Menkes Dinilai Suarakan Kepentingan Asing

Senin, 07 Oktober 2013 – 16:36 WIB

jpnn.com - JAKARTA--Federasi Serikat Pekerja Rokok, Tembakau, Makanan Minuman Serikat Pekerja Seluruh Indonesia (FSPRTMM-SPSI) menilai sikap keras kepala Menteri Kesehatan dengan mengirim surat kepada Presiden agar segera meneken dan memberlakukan ratifikasi FCTC sebagai tindakan yang tidak memperhatikan aspirasi dan masukan berbagai kelompok masyarakat.
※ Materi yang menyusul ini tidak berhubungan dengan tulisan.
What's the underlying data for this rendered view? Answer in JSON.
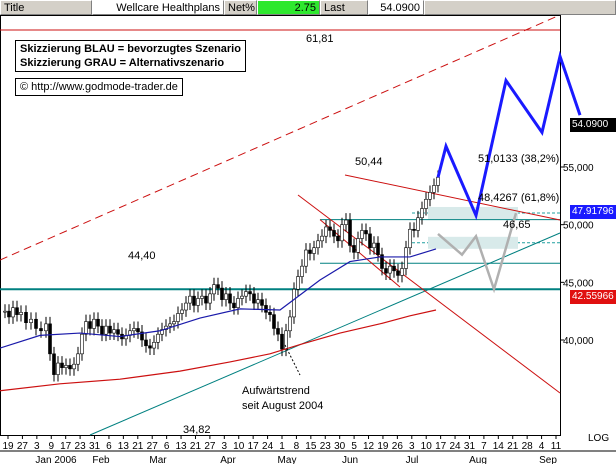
{
  "header": {
    "title_label": "Title",
    "title_value": "Wellcare Healthplans",
    "netchange_label": "Net%",
    "netchange_value": "2.75",
    "last_label": "Last",
    "last_value": "54.0900"
  },
  "notes": {
    "line1": "Skizzierung BLAU = bevorzugtes Szenario",
    "line2": "Skizzierung GRAU = Alternativszenario",
    "url": "http://www.godmode-trader.de",
    "copyright_icon": "copyright-icon"
  },
  "chart_data": {
    "type": "candlestick",
    "title": "",
    "y_ticks": [
      40,
      45,
      50,
      55
    ],
    "y_tick_labels": [
      "40,000",
      "45,000",
      "50,000",
      "55,000"
    ],
    "ylim": [
      34.2,
      64.8
    ],
    "x_tick_labels": [
      "19",
      "27",
      "3",
      "9",
      "17",
      "23",
      "31",
      "6",
      "13",
      "21",
      "27",
      "6",
      "13",
      "21",
      "27",
      "3",
      "10",
      "17",
      "24",
      "1",
      "8",
      "15",
      "23",
      "30",
      "5",
      "12",
      "19",
      "26",
      "3",
      "10",
      "17",
      "24",
      "31",
      "7",
      "14",
      "21",
      "28",
      "4",
      "11"
    ],
    "month_labels": [
      "Jan 2006",
      "Feb",
      "Mar",
      "Apr",
      "May",
      "Jun",
      "Jul",
      "Aug",
      "Sep"
    ],
    "log_label": "LOG",
    "price_boxes": [
      {
        "value": "54.0900",
        "bg": "#000000",
        "fg": "#ffffff"
      },
      {
        "value": "47.91796",
        "bg": "#1a1aff",
        "fg": "#ffffff"
      },
      {
        "value": "42.55966",
        "bg": "#e01010",
        "fg": "#ffffff"
      }
    ],
    "annotations": {
      "level_high": "61,81",
      "level_50": "50,44",
      "level_46": "46,65",
      "level_44": "44,40",
      "level_34": "34,82",
      "fib_382": "51,0133 (38,2%)",
      "fib_618": "48,4267 (61,8%)",
      "trend_note_1": "Aufwärtstrend",
      "trend_note_2": "seit August 2004"
    },
    "series": [
      {
        "name": "price",
        "color": "#000000"
      },
      {
        "name": "ma-blue",
        "color": "#1a1aaa"
      },
      {
        "name": "ma-red",
        "color": "#cc1010"
      }
    ],
    "colors": {
      "resistance": "#cc1010",
      "support": "#008080",
      "blue_scenario": "#1a1aff",
      "grey_scenario": "#b0b0b0",
      "fib": "#20a0a0"
    }
  }
}
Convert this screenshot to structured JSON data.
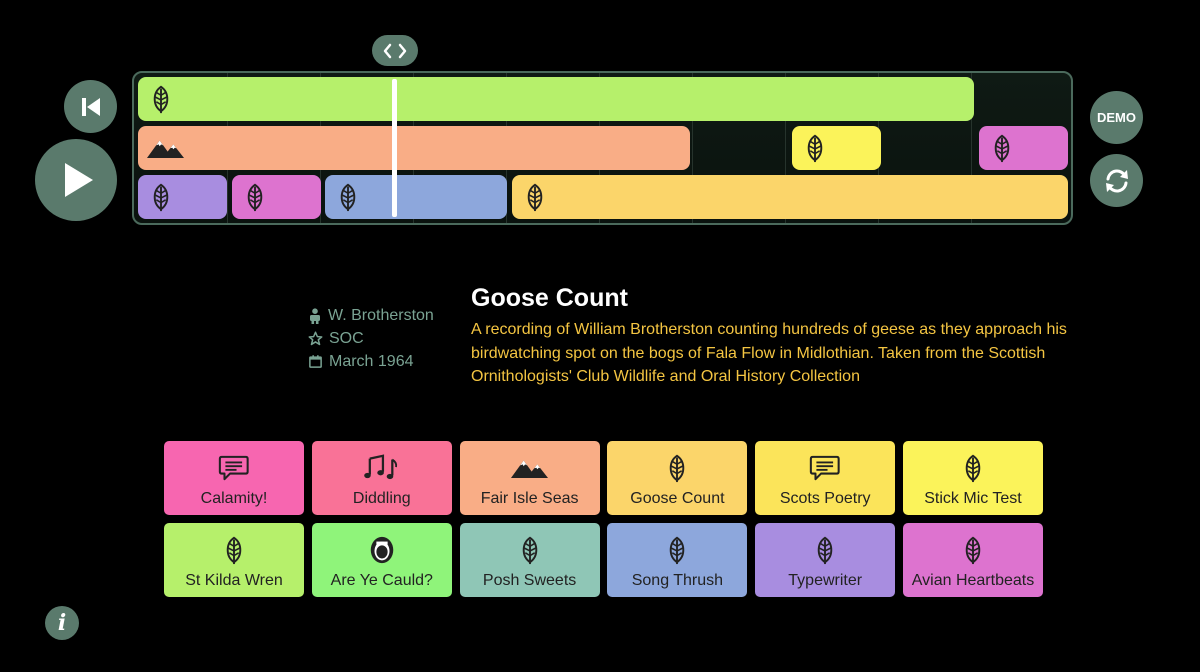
{
  "controls": {
    "demo_label": "DEMO",
    "info_label": "i"
  },
  "timeline": {
    "rows": [
      [
        {
          "color": "#b6f06b",
          "icon": "leaf-icon"
        }
      ],
      [
        {
          "color": "#f9ad86",
          "icon": "mountains-icon"
        },
        {
          "color": "#fbf35a",
          "icon": "leaf-icon"
        },
        {
          "color": "#dd73cf",
          "icon": "leaf-icon"
        }
      ],
      [
        {
          "color": "#a88de0",
          "icon": "leaf-icon"
        },
        {
          "color": "#dd73cf",
          "icon": "leaf-icon"
        },
        {
          "color": "#8da7dc",
          "icon": "leaf-icon"
        },
        {
          "color": "#fbd56a",
          "icon": "leaf-icon"
        }
      ]
    ]
  },
  "selected": {
    "title": "Goose Count",
    "description": "A recording of William Brotherston counting hundreds of geese as they approach his birdwatching spot on the bogs of Fala Flow in Midlothian. Taken from the Scottish Ornithologists' Club Wildlife and Oral History Collection",
    "author": "W. Brotherston",
    "collection": "SOC",
    "date": "March 1964"
  },
  "tiles": [
    {
      "label": "Calamity!",
      "color": "#f766b0",
      "icon": "speech-bubble-icon"
    },
    {
      "label": "Diddling",
      "color": "#f97297",
      "icon": "music-notes-icon"
    },
    {
      "label": "Fair Isle Seas",
      "color": "#f9ad86",
      "icon": "mountains-icon"
    },
    {
      "label": "Goose Count",
      "color": "#fbd56a",
      "icon": "leaf-icon"
    },
    {
      "label": "Scots Poetry",
      "color": "#fbe45a",
      "icon": "speech-bubble-icon"
    },
    {
      "label": "Stick Mic Test",
      "color": "#fbf35a",
      "icon": "leaf-icon"
    },
    {
      "label": "St Kilda Wren",
      "color": "#b6f06b",
      "icon": "leaf-icon"
    },
    {
      "label": "Are Ye Cauld?",
      "color": "#8ff47a",
      "icon": "singing-mouth-icon"
    },
    {
      "label": "Posh Sweets",
      "color": "#8fc6b6",
      "icon": "leaf-icon"
    },
    {
      "label": "Song Thrush",
      "color": "#8da7dc",
      "icon": "leaf-icon"
    },
    {
      "label": "Typewriter",
      "color": "#a88de0",
      "icon": "leaf-icon"
    },
    {
      "label": "Avian Heartbeats",
      "color": "#dd73cf",
      "icon": "leaf-icon"
    }
  ]
}
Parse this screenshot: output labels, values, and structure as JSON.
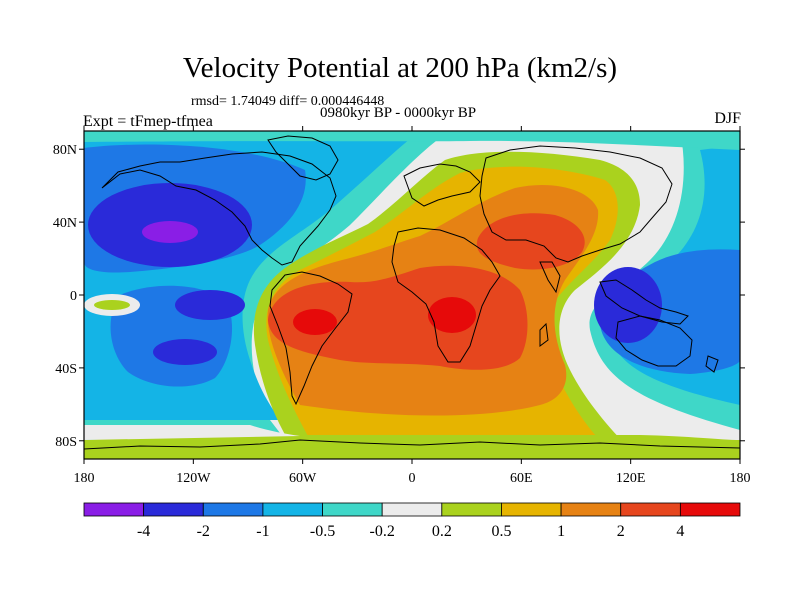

Ketua Umum FSPRTMM-SPSI Mukhyir Hasan Hasibuan, sangat menyesalkan sikap Menkes tersebut. Padahal, beberapa waktu lalu sudah dilakukan rapat bersama, di mana semua kementerian masih menolak ratifikasi FCTC seperti Kementerian Perindustrian dan Kementerian Tenaga Kerja Kerja.

BACA JUGA: Luthfi Dapat Fee Miliaran Jadi Penjamin Proyek di Kementan

"Sikap Menkes tersebut jelas sangat kami sesalkan, semua Kementerian sudah menolak ratifikasi itu," tegas Mukhyir dalam keterangan tertulisnya, Senin (7/10).

Dia menjelaskan, saat ini sudah ada Peraturan Pemerintah No 109 Tahun 2014 tentang Pengamanan Bahan Yang Mengandung Zat Adiktif Produk Tembakau Bagi Kesehatan yang sudah jelas mengatur industri rokok sekaligus juga mengupdate semua materi yang ada di FCTC. Alhasil, tidak perlu lagi mengikuti aturan luar dalam hal ini FCTC.

BACA JUGA: Penunjukan Patrialis Sebagai Hakim MK Dinilai Tidak Sah

"Sikap Menkes ini tidak memperhatikan suara rakyat, para pekerja. Kami sangat berkeberatan dengan FCTC," tegasnya.

Mukhyir tak memungkiri memang sudah mengirimkan surat kepada Presiden SBY terkait dampak buruk jika memberlakukan SCTC bagi pekerja terutama di industri rokok. Dia mengaku, sudah juga menerima surat sanggahan Menkes yang disampaikan ke SBY sekaligus ditembuskan ke  FSPRTMM-SPSI.

BACA JUGA: Gamawan Takut Pemerintahan Daerah Terganggu

Menurutnya, jawaban Menkes yang diberikan kepada Presiden sangat tidak tepat. Misal disebutkan hanya 300 ribu pekerja yang berkaitan dengan industri rokok. Menkes seakan tidak menghitung pekerja lain misal pekerja di pengepakan rokok, yang berkaitan dengan kemasan karton, distribusi rokok, iklan dan lain-lain.

"Itu tidak pernah diperhitungkan Menkes," tegasnya. Padahal dua pabrik rokok besar saja pekerjanya sudah hampir mendekati 200 ribu orang. Itu belum ditambah pabrik rokok skala kecil di sejumlah daerah.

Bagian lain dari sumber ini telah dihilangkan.